3.46 De sub 8 gevorderde rekening en verantwoording aangaande de door Aztec genoten winst wordt afgewezen, nu de omvang van de genoten winst vaststaat.
3.47 De op te leggen dwangsommen zullen worden gematigd en gemaximeerd als in het dictum vermeld.
3.48 Aztec zal de proceskosten van Autodesk dienen te dragen. Autodesk vordert tevens betaling van de kosten van het beslag.
3.49 Volgens Aztec komen de gevorderde beslagkosten niet voor vergoeding in aanmerking omdat het beslag niet rechtmatig is gelegd.
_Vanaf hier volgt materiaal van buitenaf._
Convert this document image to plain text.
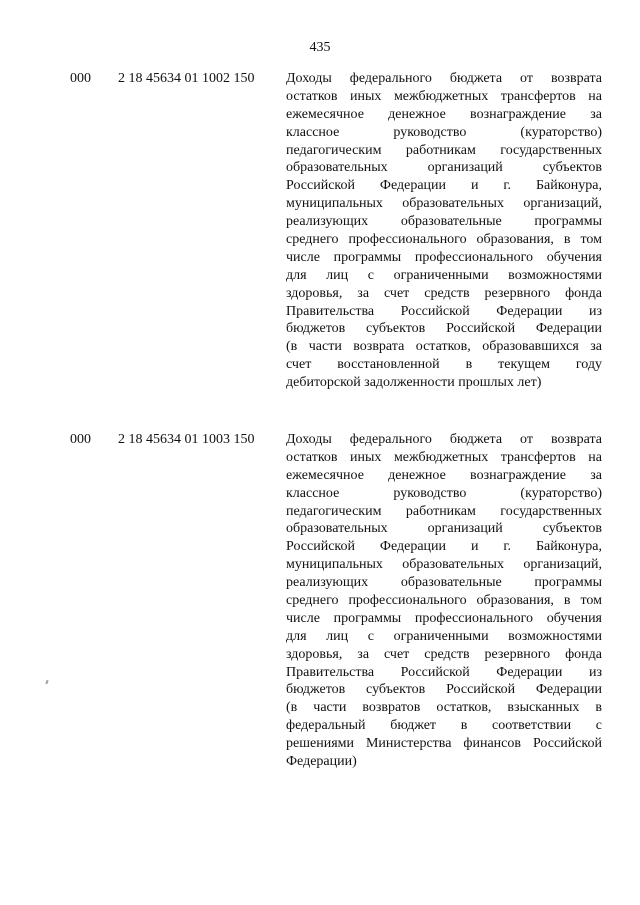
435
000 2 18 45634 01 1002 150 Доходы федерального бюджета от возврата
остатков иных межбюджетных трансфертов на
ежемесячное денежное вознаграждение за
классное руководство (кураторство)
педагогическим работникам государственных
образовательных организаций субъектов
Российской Федерации и г. Байконура,
муниципальных образовательных организаций,
реализующих образовательные программы
среднего профессионального образования, в том
числе программы профессионального обучения
для лиц с ограниченными возможностями
здоровья, за счет средств резервного фонда
Правительства Российской Федерации из
бюджетов субъектов Российской Федерации
(в части возврата остатков, образовавшихся за
счет восстановленной в текущем году
дебиторской задолженности прошлых лет)
000 2 18 45634 01 1003 150 Доходы федерального бюджета от возврата
остатков иных межбюджетных трансфертов на
ежемесячное денежное вознаграждение за
классное руководство (кураторство)
педагогическим работникам государственных
образовательных организаций субъектов
Российской Федерации и г. Байконура,
муниципальных образовательных организаций,
реализующих образовательные программы
среднего профессионального образования, в том
числе программы профессионального обучения
для лиц с ограниченными возможностями
здоровья, за счет средств резервного фонда
Правительства Российской Федерации из
бюджетов субъектов Российской Федерации
(в части возвратов остатков, взысканных в
федеральный бюджет в соответствии с
решениями Министерства финансов Российской
Федерации)
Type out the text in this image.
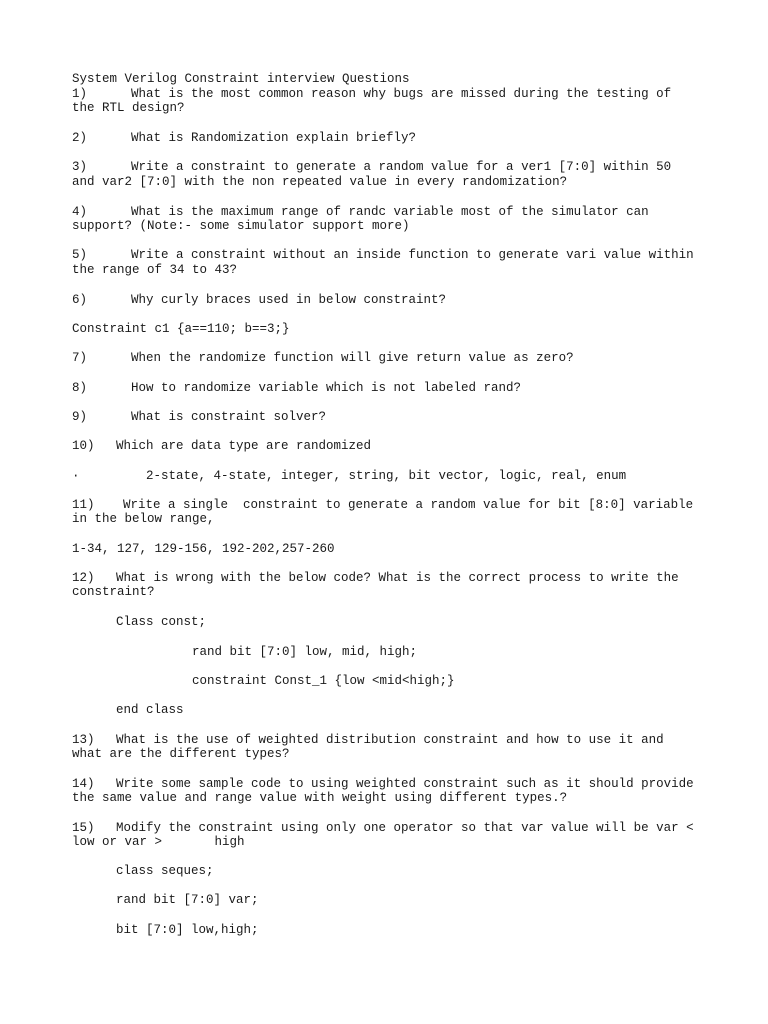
System Verilog Constraint interview Questions
1)	What is the most common reason why bugs are missed during the testing of
the RTL design?
2)	What is Randomization explain briefly?
3)	Write a constraint to generate a random value for a ver1 [7:0] within 50
and var2 [7:0] with the non repeated value in every randomization?
4)	What is the maximum range of randc variable most of the simulator can
support? (Note:- some simulator support more)
5)	Write a constraint without an inside function to generate vari value within
the range of 34 to 43?
6)	Why curly braces used in below constraint?
Constraint c1 {a==110; b==3;}
7)	When the randomize function will give return value as zero?
8)	How to randomize variable which is not labeled rand?
9)	What is constraint solver?
10) Which are data type are randomized
·	2-state, 4-state, integer, string, bit vector, logic, real, enum
11) Write a single  constraint to generate a random value for bit [8:0] variable
in the below range,
1-34, 127, 129-156, 192-202,257-260
12) What is wrong with the below code? What is the correct process to write the
constraint?
Class const;
rand bit [7:0] low, mid, high;
constraint Const_1 {low <mid<high;}
end class
13) What is the use of weighted distribution constraint and how to use it and
what are the different types?
14) Write some sample code to using weighted constraint such as it should provide
the same value and range value with weight using different types.?
15) Modify the constraint using only one operator so that var value will be var <
low or var >       high
class seques;
rand bit [7:0] var;
bit [7:0] low,high;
Aztec stelt daartoe dat Autodesk de voorwaarden van het beslagverlof heeft overtreden.
3.50 In het beslagverlof is bepaald dat het Autodesk met het verlof niet is toegestaan om zonder toestemming van Aztec onderzoek te (laten) verrichten aan de in beslag te nemen zaken. Tussen partijen staat vast dat Aztec aan Autodesk toestemming heeft gegeven om de computers te onderzoeken, zodat Autodesk niet in strijd heeft gehandeld met het beslagverlof. Het verweer van Aztec dat zij de toestemming niet in vrijheid heeft kunnen geven omdat door de inbeslagname van de computers de bedrijfsvoering zou worden stilgelegd, wordt verworpen nu Aztec de keuze had het onderzoek te weigeren en in kort geding opheffing van het beslag te vorderen.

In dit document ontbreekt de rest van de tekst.